Stream Concepts
Data flows. It arrives from a network socket in unpredictable chunks. It leaves through a file descriptor as fast as the disk allows. It passes through encryption, compression, and framing layers—each transforming it before handing it off to the next. Modeling this flow well is one of the most important things an I/O library can do.
Capy organizes data flow around six concepts, arranged in three complementary pairs. The design reflects a truth about I/O that most libraries gloss over: partial operations and complete operations are fundamentally different things, and conflating them leads to bugs.

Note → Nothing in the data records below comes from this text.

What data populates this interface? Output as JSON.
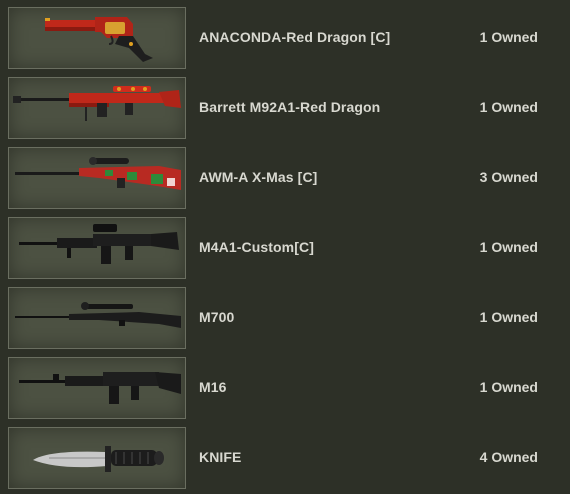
{
  "inventory": {
    "items": [
      {
        "name": "ANACONDA-Red Dragon [C]",
        "owned": "1 Owned",
        "icon": "revolver-red-dragon-icon"
      },
      {
        "name": "Barrett M92A1-Red Dragon",
        "owned": "1 Owned",
        "icon": "barrett-sniper-red-dragon-icon"
      },
      {
        "name": "AWM-A X-Mas [C]",
        "owned": "3 Owned",
        "icon": "awm-xmas-sniper-icon"
      },
      {
        "name": "M4A1-Custom[C]",
        "owned": "1 Owned",
        "icon": "m4a1-custom-rifle-icon"
      },
      {
        "name": "M700",
        "owned": "1 Owned",
        "icon": "m700-sniper-icon"
      },
      {
        "name": "M16",
        "owned": "1 Owned",
        "icon": "m16-rifle-icon"
      },
      {
        "name": "KNIFE",
        "owned": "4 Owned",
        "icon": "knife-icon"
      }
    ]
  },
  "colors": {
    "background": "#2d3027",
    "thumbnail_bg": "#4c5142",
    "text": "#d8d8d0",
    "red_dragon": "#c0281a",
    "gold_trim": "#e0a020",
    "xmas_green": "#2e8a3a"
  }
}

A socket might give you 47 bytes when you asked for 1024. That is not an error—it is the nature of the hardware. Some code needs to handle those 47 bytes immediately and ask for more. Other code needs exactly 1024 bytes and should not return until it has them (or an error occurs). These are different operations with different contracts, and Capy gives them different names: streams for partial I/O, and sources and sinks for complete I/O.
On top of this, Capy adds buffer sources and buffer sinks--concepts that work with dynamic buffers, enabling protocol parsers and message builders to grow their storage as needed without manual bookkeeping.
This section introduces the concepts that form Capy’s vocabulary for data flow. You will learn the distinction between partial and complete I/O, how the concept pairs relate to each other, and how transfer algorithms and physical isolation let you write I/O logic that is composable, testable, and independent of any particular transport. Once you understand these concepts, every I/O operation in the library will feel familiar.